What's Actually Interesting

I don't want to dismiss GPT-3. The underlying capability is real, and the trajectory is worth paying attention to.

Knowledge work assistance is the most promising near-term application. Not replacement. Assistance. A tool that generates first drafts for a human to refine. A tool that suggests code completions for a developer to evaluate.

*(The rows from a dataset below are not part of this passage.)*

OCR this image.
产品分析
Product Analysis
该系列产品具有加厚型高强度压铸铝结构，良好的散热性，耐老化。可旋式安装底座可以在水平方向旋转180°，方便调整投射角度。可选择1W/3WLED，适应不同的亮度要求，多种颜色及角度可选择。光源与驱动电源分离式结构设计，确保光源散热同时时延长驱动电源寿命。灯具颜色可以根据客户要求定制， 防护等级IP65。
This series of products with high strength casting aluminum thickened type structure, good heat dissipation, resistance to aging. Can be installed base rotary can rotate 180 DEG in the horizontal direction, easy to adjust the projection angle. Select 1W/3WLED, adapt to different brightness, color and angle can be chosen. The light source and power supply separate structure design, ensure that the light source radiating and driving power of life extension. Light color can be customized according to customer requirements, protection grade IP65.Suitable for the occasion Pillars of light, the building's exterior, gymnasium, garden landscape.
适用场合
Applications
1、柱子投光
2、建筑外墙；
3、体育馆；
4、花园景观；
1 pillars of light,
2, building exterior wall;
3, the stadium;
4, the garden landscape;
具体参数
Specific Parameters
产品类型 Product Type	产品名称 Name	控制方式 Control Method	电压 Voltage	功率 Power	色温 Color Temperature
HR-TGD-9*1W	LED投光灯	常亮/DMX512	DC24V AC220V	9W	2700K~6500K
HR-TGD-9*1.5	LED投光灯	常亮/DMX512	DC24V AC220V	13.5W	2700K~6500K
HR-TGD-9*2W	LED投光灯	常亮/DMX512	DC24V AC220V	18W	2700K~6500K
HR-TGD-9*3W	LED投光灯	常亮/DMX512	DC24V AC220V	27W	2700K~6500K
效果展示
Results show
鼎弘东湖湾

The human stays in the loop. The tool accelerates parts of their workflow.

Information retrieval could be transformed by models like this. Instead of searching through documents with keywords, you ask a question in natural language and get a synthesised answer. The accuracy problem needs solving first, but the interaction model is genuinely better.

Structured data extraction from unstructured text is a real enterprise need. Pulling key terms from contracts, extracting data from emails, categorising support tickets. These are tasks that current NLP handles poorly and that a model like GPT-3 might handle well enough to be useful.

What I'd Tell Enterprise Leaders

Don't ignore this. The capability is real and the technology will improve. But don't buy the hype either.

Watch, don't invest. This technology is moving fast. The right move for most enterprises is to understand the capability, experiment internally with non-sensitive data, and wait for the data handling and accuracy problems to be addressed before committing budget.

Think about your data strategy. Whatever AI tools emerge in the next few years, they'll all need data to work with. The organisations that have clean, structured, accessible data will be able to adopt these tools when they're ready. The organisations with data scattered across spreadsheets and legacy systems won't, regardless of how good the AI is.

Be sceptical of vendors. Anyone selling you a GPT-3-powered enterprise solution in late 2020 is selling you a demo, not a product. The technology isn't mature enough for enterprise-grade reliability. That will change. It hasn't changed yet.

The question nobody's asking is the right question: not "what can it do?" but "can we trust it with what matters?" When the answer to that second question becomes yes, the enterprise implications will be significant. We're not there yet. We're watching.